Now, President Trump has directed the US Department of the Treasury to strictly enforce the termination of the clean electricity production and investment tax credits for wind and solar facilities under Sections 45Y and 48E of the Internal Revenue Code. It has been asked to ‘build upon and strengthen the repeal of, and modifications to, wind, solar, and other “green” energy tax credits’ in the OBBBA.
As per the EO, the Treasury will issue new and revised guidance to ensure that the policies concerning the ‘beginning of construction’ are not circumvented ‘including by preventing the artificial acceleration or manipulation of eligibility and by restricting the use of broad safe harbors unless a substantial portion of a subject facility has been built.’
The Treasury has also been directed to implement the enhanced Foreign Entity of Concern (FEOC) restrictions, each as identified in the OBBBA.
Additionally, the Department of the Interior (DOI) has been directed to revise regulations and policies to eliminate preferential treatment for wind and solar facilities. It is expected to promote ‘reliable, dispatchable energy sources’ – defined as nuclear, fossil fuels, and other emerging technologies – in permitting, regulation, and federal support programs.
Both the Treasury and the DOI will submit a report listing their findings, actions taken and planned to be taken to implement this Executive Order, to the President within 45 days of the EO, or by August 18, 2025.
“Reliance on so-called “green” subsidies threatens national security by making the United States dependent on supply chains controlled by foreign adversaries,” reads a statement from the White House. “Ending the massive cost of taxpayer handouts to unreliable energy sources is vital to energy dominance, national security, economic growth, and the fiscal health of the Nation.”
Abigail Ross Hopper, the President and CEO of the Solar Energy Industries Association (SEIA), said that the association is analyzing the potential implications of the order and will continue to make the case for industry that business certainty, predictability, and even-handedness are bedrocks of federal policy that cannot be undone by the stroke of a pen.
So what happens next?
Things are not looking pretty for sure, mainly with the administration planning to rewrite the ‘commence construction’ rules. Under the current rules, developers have 4 years to place a project in service once it qualifies for safe harbor under Sections 45Y and 48E. The Treasury could reduce this time period, which means developers who previously banked on multi-year build-outs would lose their eligibility mid-project, according to an assessment prepared by consulting firm Advanced Energy Advisors, headed by the former SEIA boss Rhone Resch.

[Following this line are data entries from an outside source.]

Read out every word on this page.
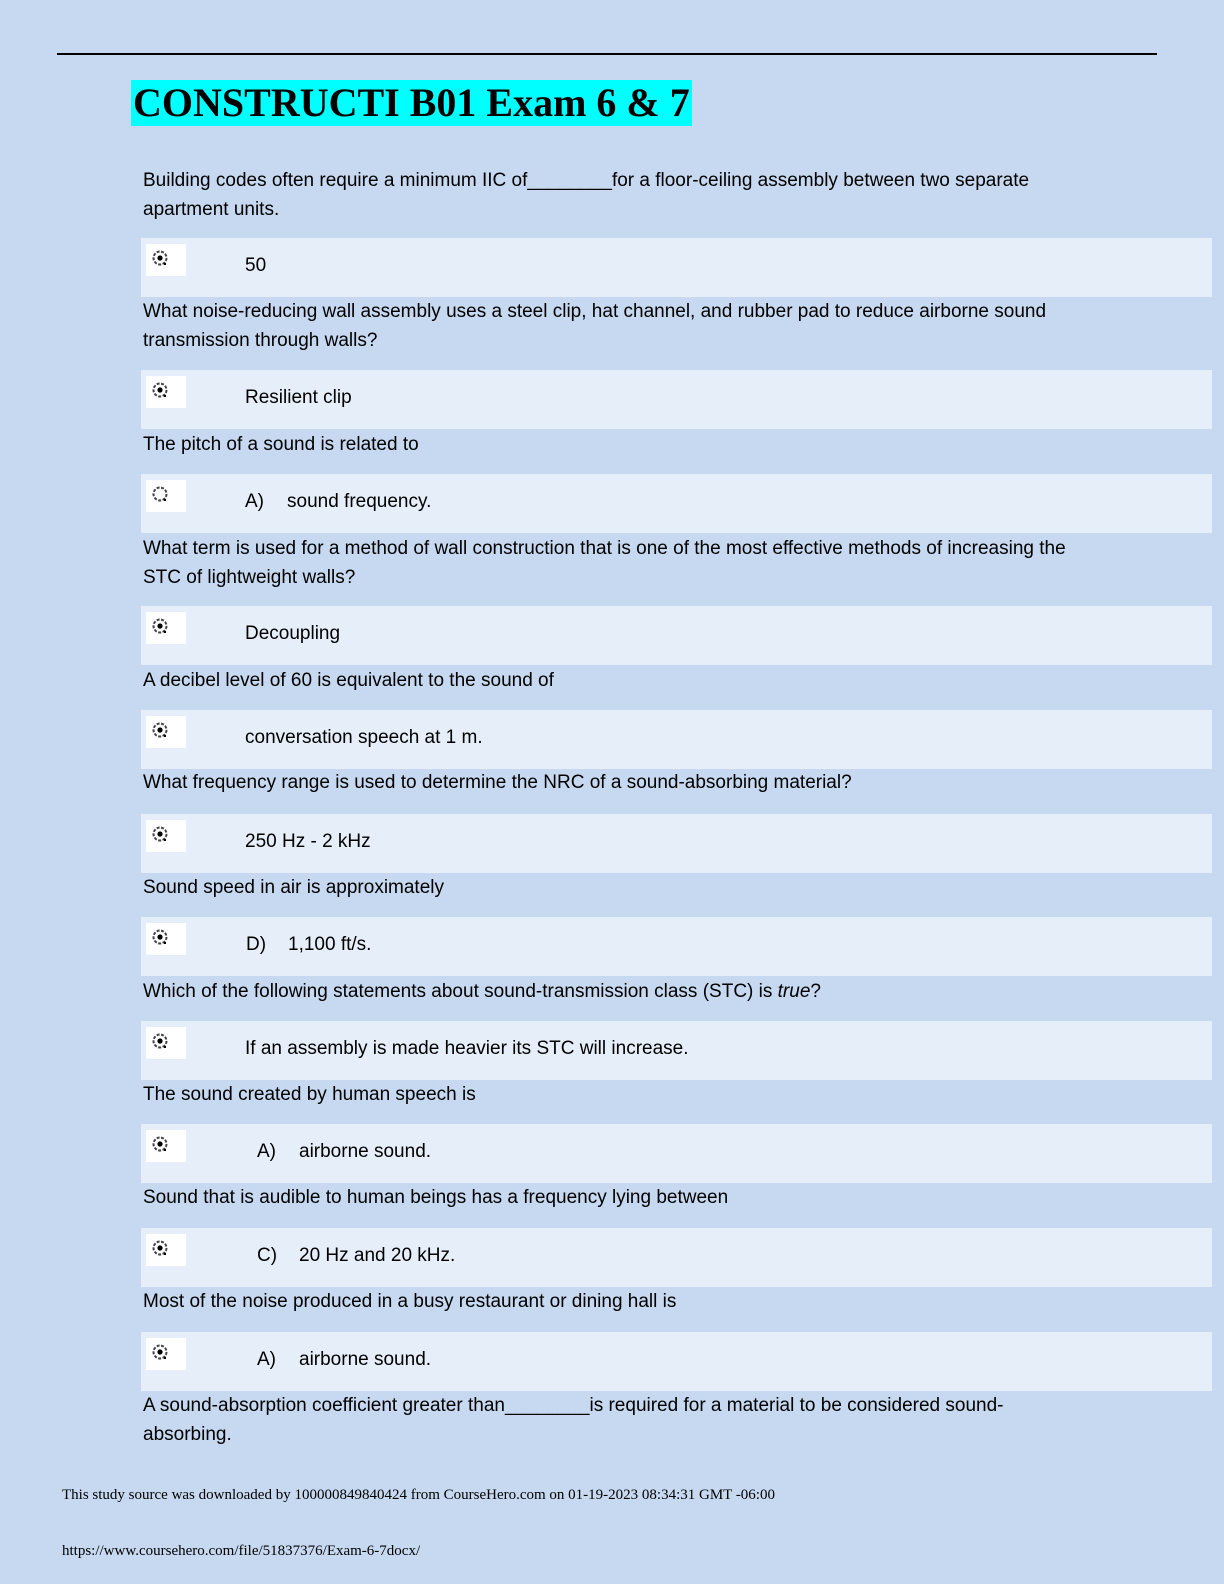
CONSTRUCTI B01 Exam 6 & 7
Building codes often require a minimum IIC of________for a floor-ceiling assembly between two separate apartment units.
50
What noise-reducing wall assembly uses a steel clip, hat channel, and rubber pad to reduce airborne sound transmission through walls?
Resilient clip
The pitch of a sound is related to
A) sound frequency.
What term is used for a method of wall construction that is one of the most effective methods of increasing the STC of lightweight walls?
Decoupling
A decibel level of 60 is equivalent to the sound of
conversation speech at 1 m.
What frequency range is used to determine the NRC of a sound-absorbing material?
250 Hz - 2 kHz
Sound speed in air is approximately
D) 1,100 ft/s.
Which of the following statements about sound-transmission class (STC) is true?
If an assembly is made heavier its STC will increase.
The sound created by human speech is
A) airborne sound.
Sound that is audible to human beings has a frequency lying between
C) 20 Hz and 20 kHz.
Most of the noise produced in a busy restaurant or dining hall is
A) airborne sound.
A sound-absorption coefficient greater than________is required for a material to be considered sound-absorbing.
This study source was downloaded by 100000849840424 from CourseHero.com on 01-19-2023 08:34:31 GMT -06:00
https://www.coursehero.com/file/51837376/Exam-6-7docx/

If a project stalls midway, its tax credit status could be revoked retroactively.
Resch says the potential FEOC expansion measures may include reducing the foreign ownership of an entity or a board control room from 25% now to 10%. Expanding the beneficial ownership and upstream entity rules may cover component suppliers, subcontractors, or raw material sources for polysilicon or wafers, etc. If a US solar developer uses modules with wafers made in China, they may lose credit eligibility regardless of the ownership, and the Treasury could issue a blacklist for materials and suppliers.
The consultancy also fears retroactive enforcement of the new FEOC rules, which could negatively impact projects that were safe harbored between 2022 and 2024, or those that are under construction or permitted but not completed.

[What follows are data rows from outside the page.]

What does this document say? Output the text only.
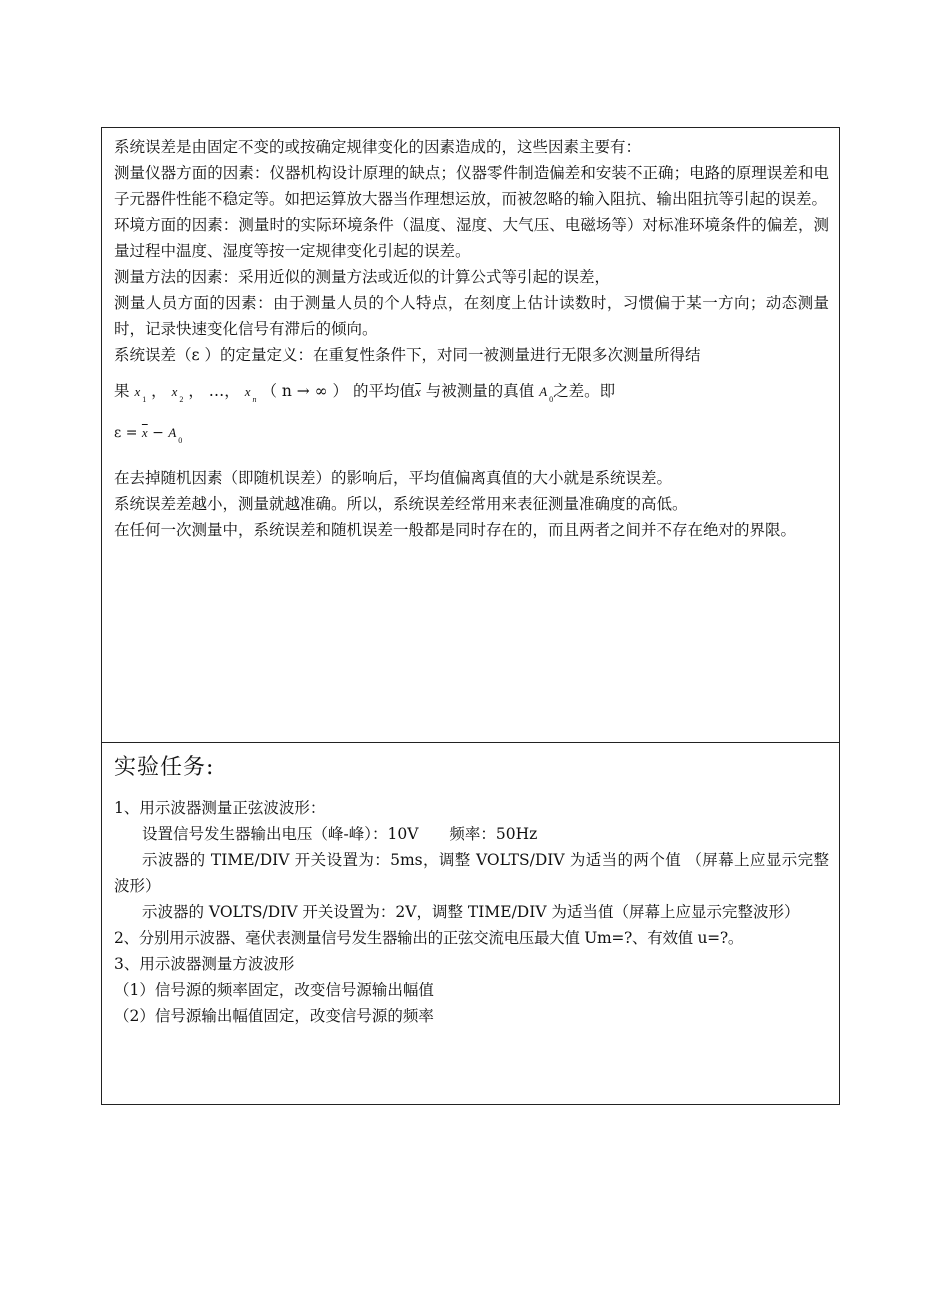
系统误差是由固定不变的或按确定规律变化的因素造成的，这些因素主要有：

测量仪器方面的因素：仪器机构设计原理的缺点；仪器零件制造偏差和安装不正确；电路的原理误差和电子元器件性能不稳定等。如把运算放大器当作理想运放，而被忽略的输入阻抗、输出阻抗等引起的误差。

环境方面的因素：测量时的实际环境条件（温度、湿度、大气压、电磁场等）对标准环境条件的偏差，测量过程中温度、湿度等按一定规律变化引起的误差。

测量方法的因素：采用近似的测量方法或近似的计算公式等引起的误差，

测量人员方面的因素：由于测量人员的个人特点，在刻度上估计读数时，习惯偏于某一方向；动态测量时，记录快速变化信号有滞后的倾向。

系统误差（ε ）的定量定义：在重复性条件下，对同一被测量进行无限多次测量所得结

果 $x_1$ ， $x_2$ ， …， $x_n$ （ n → ∞ ） 的平均值$\overline{x}$ 与被测量的真值 $A_0$之差。即
$\varepsilon = \overline{x} - A_0$

在去掉随机因素（即随机误差）的影响后，平均值偏离真值的大小就是系统误差。

系统误差差越小，测量就越准确。所以，系统误差经常用来表征测量准确度的高低。

在任何一次测量中，系统误差和随机误差一般都是同时存在的，而且两者之间并不存在绝对的界限。

实验任务:

1、用示波器测量正弦波波形：

设置信号发生器输出电压（峰-峰）：10V　　频率：50Hz

示波器的 TIME/DIV 开关设置为：5ms，调整 VOLTS/DIV 为适当的两个值 （屏幕上应显示完整波形）

示波器的 VOLTS/DIV 开关设置为：2V，调整 TIME/DIV 为适当值（屏幕上应显示完整波形）

2、分别用示波器、毫伏表测量信号发生器输出的正弦交流电压最大值 Um=?、有效值 u=?。

3、用示波器测量方波波形

（1）信号源的频率固定，改变信号源输出幅值

（2）信号源输出幅值固定，改变信号源的频率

According to an article by Ben Golin from the University of Nevada’s School of Law in Jurist News, the EO is likely to be challenged by energy companies, environmental groups, and affected states.
Golin adds that challengers have 2 legal avenues. The first could be related to the violation of the World Trade Organization’s rules or bilateral trade agreements if the order targets specific countries or creates barriers to international commerce. The second option could be that the Interior Department’s mandate to eliminate preferential treatment for wind and solar facilities may be challenged under the Administrative Procedure Act, which allows courts to hold agency actions unlawful if they are deemed ‘arbitrary’ or ‘capricious’.
Meanwhile, in a LinkedIn post, Michael Thomas of Cleanview cautioned, “That could bring a whole new wave of project cancellations. And it could threaten to destabilize the power grid given how much we need new power supply.”